The Warrants issued pursuant to the Private Placement and the Debt Settlement, and the Shares issued pursuant to the Debt Settlement are subject to a hold period of four months and one day from the Closing Date. Deepak Varshney, President, CEO, Secretary and a director of Formation Metals, subscribed for 500,000 Units through a company he controls and David Ellett, a director of Formation Metals, subscribed for 200,000 Units. As a result, the issuance of 700,000 Units pursuant to the Private Placement to these two insiders is a related party transaction (as defined under Multilateral Instrument 61-101 Protection of Minority Security Holders in Special Transactions (“MI 61-101”). The Company relied upon section 5.5(b) the “Issuer Not Listed on Specified Markets” and 5.7(a) the “Fair Market Value Not More than $2,500,000” and exemptions from the formal valuation and minority shareholder approval requirements, respectively, under MI 61-101. The 700,000 Shares issued to the two insiders are expected to be subject to escrow pursuant to the Policies of the CSE. “Deepak Varshney” CEO and Director For more information, please contact the Company at 778-899-1780.

Suite #400 – 1681 Chestnut Street, Vancouver, BC V6J 4M6 2 Forward-looking statements: This news release contains "forward-looking information" under applicable Canadian securities legislation.
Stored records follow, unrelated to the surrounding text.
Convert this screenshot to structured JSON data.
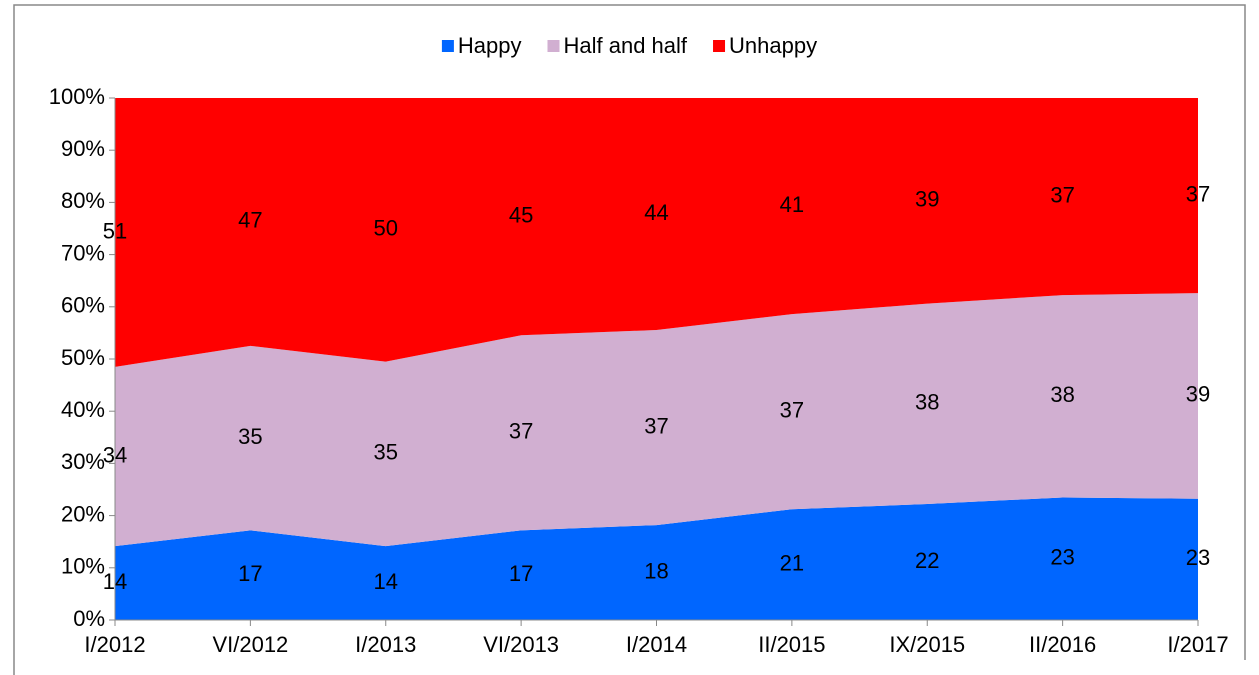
{
  "chart_data": {
    "type": "area",
    "stacking": "percent",
    "categories": [
      "I/2012",
      "VI/2012",
      "I/2013",
      "VI/2013",
      "I/2014",
      "II/2015",
      "IX/2015",
      "II/2016",
      "I/2017"
    ],
    "series": [
      {
        "name": "Happy",
        "color": "#0066ff",
        "values": [
          14,
          17,
          14,
          17,
          18,
          21,
          22,
          23,
          23
        ]
      },
      {
        "name": "Half and half",
        "color": "#d1afd1",
        "values": [
          34,
          35,
          35,
          37,
          37,
          37,
          38,
          38,
          39
        ]
      },
      {
        "name": "Unhappy",
        "color": "#ff0000",
        "values": [
          51,
          47,
          50,
          45,
          44,
          41,
          39,
          37,
          37
        ]
      }
    ],
    "ylim": [
      0,
      100
    ],
    "yticks": [
      {
        "value": 0,
        "label": "0%"
      },
      {
        "value": 10,
        "label": "10%"
      },
      {
        "value": 20,
        "label": "20%"
      },
      {
        "value": 30,
        "label": "30%"
      },
      {
        "value": 40,
        "label": "40%"
      },
      {
        "value": 50,
        "label": "50%"
      },
      {
        "value": 60,
        "label": "60%"
      },
      {
        "value": 70,
        "label": "70%"
      },
      {
        "value": 80,
        "label": "80%"
      },
      {
        "value": 90,
        "label": "90%"
      },
      {
        "value": 100,
        "label": "100%"
      }
    ],
    "legend": "top",
    "data_labels": true
  }
}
Such forward-looking information reflects management's current beliefs and are based on a number of estimates and/or assumptions made by and information currently available to the Company that, while considered reasonable, are subject to known and unknown risks, uncertainties, and other factors that may cause the actual results and future events to differ materially from those expressed or implied by such forward- looking information. Readers are cautioned that such forward-looking information are neither promises nor guarantees and are subject to known and unknown risks and uncertainties including, but not limited to, general business, economic, competitive, political and social uncertainties, uncertain and volatile equity and capital markets, lack of available capital, actual results of exploration activities, environmental risks, future prices of base and other metals, operating risks, accidents, labour issues, delays in obtaining governmental approvals and permits, and other risks in the mining industry. These statements include the proposed listing of Company’s Shares. These statements reflect management's current estimates, beliefs, intentions and expectations. They are not guarantees of future performance. The Company cautions that all forward-looking statements are inherently uncertain and that actual performance may be affected by many material factors, many of which are beyond their respective control. Such factors include, among other things: risks and uncertainties relating to the receipt of approvals to proceed with and complete the listing, the market valuing the Company in a manner not anticipated by management of the Company. Accordingly, actual and future events, conditions and results may differ materially from the estimates, beliefs, intentions and expectations expressed or implied in the forward-looking information.

Except as required under applicable securities legislation, the Company does not undertake to publicly update or revise forward-looking information. The Company is presently an exploration stage company. Exploration is highly speculative in nature, involves many risks, requires substantial expenditures, and may not result in the discovery of mineral deposits that can be mined profitably. Furthermore, the Company currently has no reserves on any of its properties. As a result, there can be no assurance that such forward-looking statements will prove to be accurate, and actual results and future events could differ materially from those anticipated in such statements.